Abstract: A single-channel optical processing system for an energetic-beam instrument has separate sources for processing radiation (170) and illumination radiation (180) that are combined in a single optical path and directed to a sample surface (140) through a selffocusing rod lens (130). The self-focusing rod lens (130) thus has a working distance from the sample surface (140) that will not interfere with typical arrangements of ion beams (100) and electron beams (110) in such instruments.

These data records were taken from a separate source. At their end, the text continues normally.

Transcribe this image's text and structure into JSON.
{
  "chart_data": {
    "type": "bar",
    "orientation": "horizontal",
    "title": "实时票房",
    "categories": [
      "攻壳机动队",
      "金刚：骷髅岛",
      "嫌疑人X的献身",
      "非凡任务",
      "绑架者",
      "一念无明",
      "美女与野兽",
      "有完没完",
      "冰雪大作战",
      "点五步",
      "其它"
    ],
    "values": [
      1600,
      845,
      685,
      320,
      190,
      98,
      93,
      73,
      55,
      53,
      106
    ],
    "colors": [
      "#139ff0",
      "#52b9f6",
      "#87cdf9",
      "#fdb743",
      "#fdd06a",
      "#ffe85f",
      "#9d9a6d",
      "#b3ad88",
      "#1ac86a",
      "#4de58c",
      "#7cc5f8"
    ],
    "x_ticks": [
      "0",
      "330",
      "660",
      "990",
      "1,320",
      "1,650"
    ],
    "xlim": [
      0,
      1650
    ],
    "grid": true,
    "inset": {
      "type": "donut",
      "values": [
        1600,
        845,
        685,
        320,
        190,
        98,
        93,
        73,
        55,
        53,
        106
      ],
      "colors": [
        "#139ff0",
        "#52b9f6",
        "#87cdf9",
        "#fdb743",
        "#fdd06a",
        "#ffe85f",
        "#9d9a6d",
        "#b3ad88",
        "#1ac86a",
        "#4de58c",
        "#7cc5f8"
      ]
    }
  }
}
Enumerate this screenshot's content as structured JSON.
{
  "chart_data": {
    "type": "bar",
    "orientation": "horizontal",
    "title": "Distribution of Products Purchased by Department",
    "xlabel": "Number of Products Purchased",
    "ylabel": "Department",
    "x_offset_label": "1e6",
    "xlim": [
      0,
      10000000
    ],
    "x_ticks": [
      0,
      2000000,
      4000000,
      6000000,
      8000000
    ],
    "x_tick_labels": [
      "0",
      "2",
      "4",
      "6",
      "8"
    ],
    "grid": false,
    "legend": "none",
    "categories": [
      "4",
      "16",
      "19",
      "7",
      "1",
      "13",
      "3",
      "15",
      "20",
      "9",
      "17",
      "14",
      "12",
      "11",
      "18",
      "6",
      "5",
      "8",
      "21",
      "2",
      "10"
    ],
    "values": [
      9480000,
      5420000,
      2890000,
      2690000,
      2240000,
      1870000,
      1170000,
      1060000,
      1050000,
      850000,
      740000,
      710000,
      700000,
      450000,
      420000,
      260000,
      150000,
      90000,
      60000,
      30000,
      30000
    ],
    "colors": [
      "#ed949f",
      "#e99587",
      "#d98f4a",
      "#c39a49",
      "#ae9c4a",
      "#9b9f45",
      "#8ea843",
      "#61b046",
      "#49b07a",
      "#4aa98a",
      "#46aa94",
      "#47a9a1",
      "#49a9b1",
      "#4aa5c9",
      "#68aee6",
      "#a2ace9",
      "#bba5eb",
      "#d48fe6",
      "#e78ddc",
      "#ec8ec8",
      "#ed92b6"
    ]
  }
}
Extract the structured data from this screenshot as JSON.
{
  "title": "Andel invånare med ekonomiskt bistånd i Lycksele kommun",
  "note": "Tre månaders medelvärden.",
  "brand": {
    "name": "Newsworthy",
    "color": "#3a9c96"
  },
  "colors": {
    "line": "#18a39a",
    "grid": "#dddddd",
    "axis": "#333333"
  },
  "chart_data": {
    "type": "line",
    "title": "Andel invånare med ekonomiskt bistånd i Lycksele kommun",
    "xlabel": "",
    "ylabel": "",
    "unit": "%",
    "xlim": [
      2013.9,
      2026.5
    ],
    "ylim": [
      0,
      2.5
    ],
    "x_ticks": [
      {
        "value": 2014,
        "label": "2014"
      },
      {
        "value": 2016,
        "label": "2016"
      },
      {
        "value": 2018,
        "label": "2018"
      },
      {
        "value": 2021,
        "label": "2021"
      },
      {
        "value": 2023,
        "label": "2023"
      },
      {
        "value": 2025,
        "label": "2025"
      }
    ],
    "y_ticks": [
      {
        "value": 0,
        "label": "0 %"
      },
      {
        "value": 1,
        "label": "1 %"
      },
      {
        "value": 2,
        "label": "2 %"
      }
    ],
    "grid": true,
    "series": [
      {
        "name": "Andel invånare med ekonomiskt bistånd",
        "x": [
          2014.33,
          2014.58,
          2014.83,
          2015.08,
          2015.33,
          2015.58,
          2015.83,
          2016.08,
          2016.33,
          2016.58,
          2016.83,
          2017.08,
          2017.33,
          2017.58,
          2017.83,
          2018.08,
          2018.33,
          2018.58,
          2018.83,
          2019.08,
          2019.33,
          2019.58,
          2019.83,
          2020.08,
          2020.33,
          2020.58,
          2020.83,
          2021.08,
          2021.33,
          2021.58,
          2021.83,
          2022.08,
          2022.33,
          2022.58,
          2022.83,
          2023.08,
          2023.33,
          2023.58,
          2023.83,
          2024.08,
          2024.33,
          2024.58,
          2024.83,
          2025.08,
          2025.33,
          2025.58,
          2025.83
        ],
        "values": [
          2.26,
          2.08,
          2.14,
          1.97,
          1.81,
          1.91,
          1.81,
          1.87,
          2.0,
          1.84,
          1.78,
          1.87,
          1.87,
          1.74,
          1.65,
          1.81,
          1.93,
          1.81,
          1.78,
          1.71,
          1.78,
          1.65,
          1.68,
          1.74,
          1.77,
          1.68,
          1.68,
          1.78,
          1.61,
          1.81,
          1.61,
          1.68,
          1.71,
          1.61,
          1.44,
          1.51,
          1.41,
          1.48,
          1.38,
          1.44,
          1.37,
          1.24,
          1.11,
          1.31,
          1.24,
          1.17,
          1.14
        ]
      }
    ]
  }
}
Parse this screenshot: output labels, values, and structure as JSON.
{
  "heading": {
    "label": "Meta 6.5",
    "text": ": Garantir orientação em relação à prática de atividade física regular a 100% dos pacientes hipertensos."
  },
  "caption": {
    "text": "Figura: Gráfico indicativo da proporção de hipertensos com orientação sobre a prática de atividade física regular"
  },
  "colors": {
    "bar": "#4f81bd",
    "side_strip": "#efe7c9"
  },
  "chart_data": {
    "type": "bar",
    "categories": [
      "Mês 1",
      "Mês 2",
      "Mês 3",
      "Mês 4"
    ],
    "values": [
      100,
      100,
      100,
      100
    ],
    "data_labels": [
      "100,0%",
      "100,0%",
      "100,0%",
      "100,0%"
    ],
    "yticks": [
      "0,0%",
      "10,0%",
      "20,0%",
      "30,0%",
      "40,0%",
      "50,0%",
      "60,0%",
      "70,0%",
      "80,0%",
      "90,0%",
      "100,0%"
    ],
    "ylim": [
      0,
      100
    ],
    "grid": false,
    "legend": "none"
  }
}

A combination of polarizers (220) and beam splitters (240) allows separation of the combined incident radiation (150) and the reflected radiation (160) from the sample surface (140) and returned through the same optical channel, so that the reflected radiation (160) may be directed to an optical detector (370), such as a camera or spectrometer.

Abstract translation: 用于能量束仪器的单通道光学处理系统具有用于处理辐射（170）和照射辐射（180）的单独源，其被组合在单个光学路径中并且通过光束聚焦杆透镜被引导到样品表面（140） （130）。 因此，自聚焦棒透镜（130）具有与样品表面（140）的工作距离，其不会干扰这些仪器中的离子束（100）和电子束（110）的典型布置。 偏振器（220）和分束器（240）的组合允许组合的入射辐射（150）和反射辐射（160）从样品表面（140）分离并通过相同的光学通道返回，使得反射辐射 （160）可以被引导到诸如照相机或光谱仪的光学检测器（370）。